The National Development and Reform Commission (NDRC) made the comment in response to media reports that claimed that China has allowed cooking oil companies to raise their prices in order to cover rising production costs.
An official surnamed Zhou from the NDRC's pricing department said that the reports are groundless, as China has never imposed a ban on price increases and raising or lowering prices does not require the government's approval. Prices are set by the cooking oil producers themselves, he added.
"China has been paying great attention to the cooking oil market and price adjustments and has taken various measures to ensure steady market supplies," he said, adding that market supplies and state reserves are adequate for the time being.
Another NDRC official said the media reports have misunderstood the government's moves, explaining that the government previously sold soybeans to leading cooking oil manufacturers at lower prices in order to stabilize sales prices for their products.
Zhou stressed that 95 percent of China's products and services are market-based.
Chinese authorities have been wary about food prices in light of the country's recent inflation woes. Food prices account for nearly one-third of the basket of goods used to calculate the nation's consumer price index (CPI).
June's inflation escalated to a three-year high of 6.4 percent year-on-year. Officials and analysts said prices of pork, a staple food in China, have been the main driver of inflation.
The Ministry of Commerce said Tuesday that pork prices have spiraled downward over the last two weeks. However, economists doubt that the trend will continue.
Cooking oil is an important commodity for Chinese families. Spot prices of soybean oil in the international market rose 57.6 percent from a year earlier in July, and retail prices of soybean oil in China grew 18.1 percent in July from a year earlier, Zhou said.

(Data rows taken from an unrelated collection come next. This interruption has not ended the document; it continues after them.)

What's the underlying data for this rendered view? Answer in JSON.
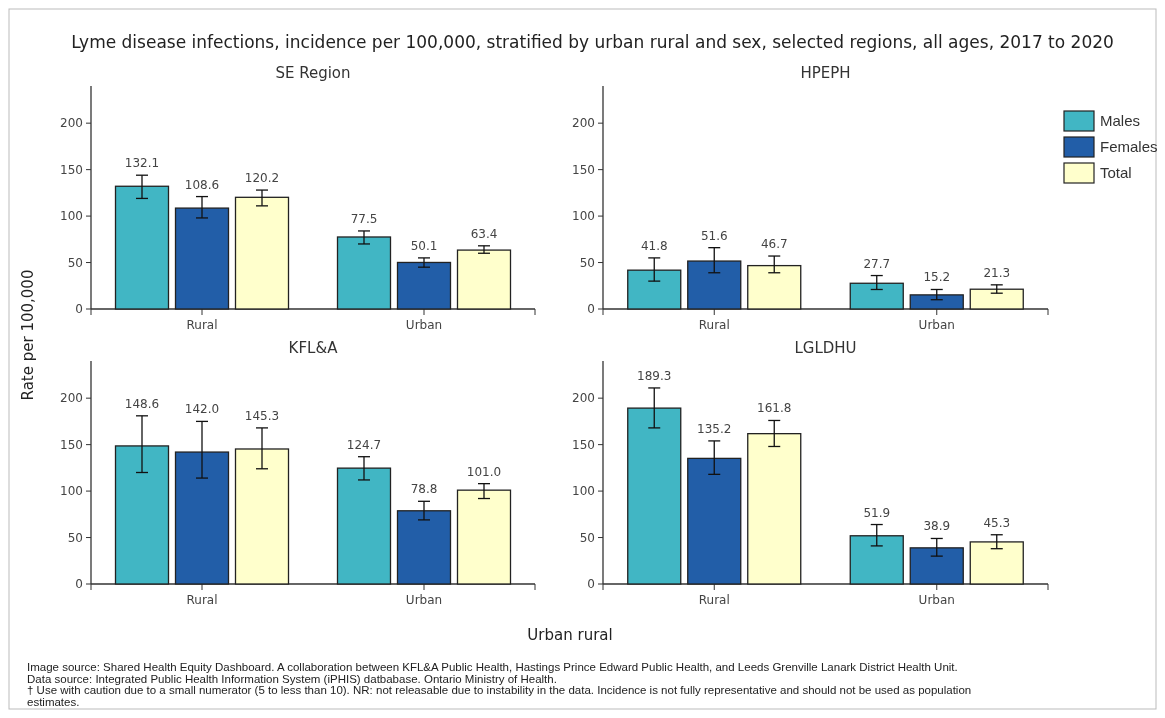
{
  "chart_data": [
    {
      "type": "bar",
      "title": "Lyme disease infections, incidence per 100,000, stratified by urban rural and sex, selected regions, all ages, 2017 to 2020",
      "subtitle": "SE Region",
      "xlabel": "Urban rural",
      "ylabel": "Rate per 100,000",
      "categories": [
        "Rural",
        "Urban"
      ],
      "ylim": [
        0,
        240
      ],
      "yticks": [
        0,
        50,
        100,
        150,
        200
      ],
      "grid": false,
      "legend": false,
      "annotations": [
        "Image source: Shared Health Equity Dashboard. A collaboration between KFL&A Public Health, Hastings Prince Edward Public Health, and Leeds Grenville Lanark District Health Unit.",
        "Data source: Integrated Public Health Information System (iPHIS) datbabase. Ontario Ministry of Health.",
        "† Use with caution due to a small numerator (5 to less than 10). NR: not releasable due to instability in the data. Incidence is not fully representative and should not be used as population estimates."
      ],
      "series": [
        {
          "color": "#41b6c4",
          "values": [
            132.1,
            77.5
          ],
          "value_labels": [
            "132.1",
            "77.5"
          ],
          "errors": [
            [
              119,
              144
            ],
            [
              70,
              84
            ]
          ]
        },
        {
          "color": "#225ea8",
          "values": [
            108.6,
            50.1
          ],
          "value_labels": [
            "108.6",
            "50.1"
          ],
          "errors": [
            [
              98,
              121
            ],
            [
              45,
              55
            ]
          ]
        },
        {
          "color": "#ffffcc",
          "values": [
            120.2,
            63.4
          ],
          "value_labels": [
            "120.2",
            "63.4"
          ],
          "errors": [
            [
              111,
              128
            ],
            [
              60,
              68
            ]
          ]
        }
      ]
    },
    {
      "type": "bar",
      "subtitle": "HPEPH",
      "categories": [
        "Rural",
        "Urban"
      ],
      "ylim": [
        0,
        240
      ],
      "yticks": [
        0,
        50,
        100,
        150,
        200
      ],
      "grid": false,
      "legend": "top right",
      "series": [
        {
          "name": "Males",
          "color": "#41b6c4",
          "values": [
            41.8,
            27.7
          ],
          "value_labels": [
            "41.8",
            "27.7"
          ],
          "errors": [
            [
              30,
              55
            ],
            [
              21,
              36
            ]
          ]
        },
        {
          "name": "Females",
          "color": "#225ea8",
          "values": [
            51.6,
            15.2
          ],
          "value_labels": [
            "51.6",
            "15.2"
          ],
          "errors": [
            [
              39,
              66
            ],
            [
              10,
              21
            ]
          ]
        },
        {
          "name": "Total",
          "color": "#ffffcc",
          "values": [
            46.7,
            21.3
          ],
          "value_labels": [
            "46.7",
            "21.3"
          ],
          "errors": [
            [
              39,
              57
            ],
            [
              17,
              26
            ]
          ]
        }
      ]
    },
    {
      "type": "bar",
      "subtitle": "KFL&A",
      "categories": [
        "Rural",
        "Urban"
      ],
      "ylim": [
        0,
        240
      ],
      "yticks": [
        0,
        50,
        100,
        150,
        200
      ],
      "grid": false,
      "legend": false,
      "series": [
        {
          "color": "#41b6c4",
          "values": [
            148.6,
            124.7
          ],
          "value_labels": [
            "148.6",
            "124.7"
          ],
          "errors": [
            [
              120,
              181
            ],
            [
              112,
              137
            ]
          ]
        },
        {
          "color": "#225ea8",
          "values": [
            142.0,
            78.8
          ],
          "value_labels": [
            "142.0",
            "78.8"
          ],
          "errors": [
            [
              114,
              175
            ],
            [
              69,
              89
            ]
          ]
        },
        {
          "color": "#ffffcc",
          "values": [
            145.3,
            101.0
          ],
          "value_labels": [
            "145.3",
            "101.0"
          ],
          "errors": [
            [
              124,
              168
            ],
            [
              92,
              108
            ]
          ]
        }
      ]
    },
    {
      "type": "bar",
      "subtitle": "LGLDHU",
      "categories": [
        "Rural",
        "Urban"
      ],
      "ylim": [
        0,
        240
      ],
      "yticks": [
        0,
        50,
        100,
        150,
        200
      ],
      "grid": false,
      "legend": false,
      "series": [
        {
          "color": "#41b6c4",
          "values": [
            189.3,
            51.9
          ],
          "value_labels": [
            "189.3",
            "51.9"
          ],
          "errors": [
            [
              168,
              211
            ],
            [
              41,
              64
            ]
          ]
        },
        {
          "color": "#225ea8",
          "values": [
            135.2,
            38.9
          ],
          "value_labels": [
            "135.2",
            "38.9"
          ],
          "errors": [
            [
              118,
              154
            ],
            [
              30,
              49
            ]
          ]
        },
        {
          "color": "#ffffcc",
          "values": [
            161.8,
            45.3
          ],
          "value_labels": [
            "161.8",
            "45.3"
          ],
          "errors": [
            [
              148,
              176
            ],
            [
              38,
              53
            ]
          ]
        }
      ]
    }
  ]
}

Hong Tao, a professor at the Beijing Technology and Business University, said the possibility of price increases for cooking oil is slim, as the summer season often sees weak demand for the product.
In addition, market supplies of cooking oil still exceed demand and state reserves are sufficient, he said.
China is scheduled to release its inflation figures next week, with the market expecting them to remain at a high level.
The People's Bank of China, or the country's central bank, has raised interest rates three times so far this year, in addition to raising its reserve requirement ratio for banks six times this year.
NDRC spokesperson Li Pumin said Tuesday that maintaining stable prices is a priority for the government in the second half of this year.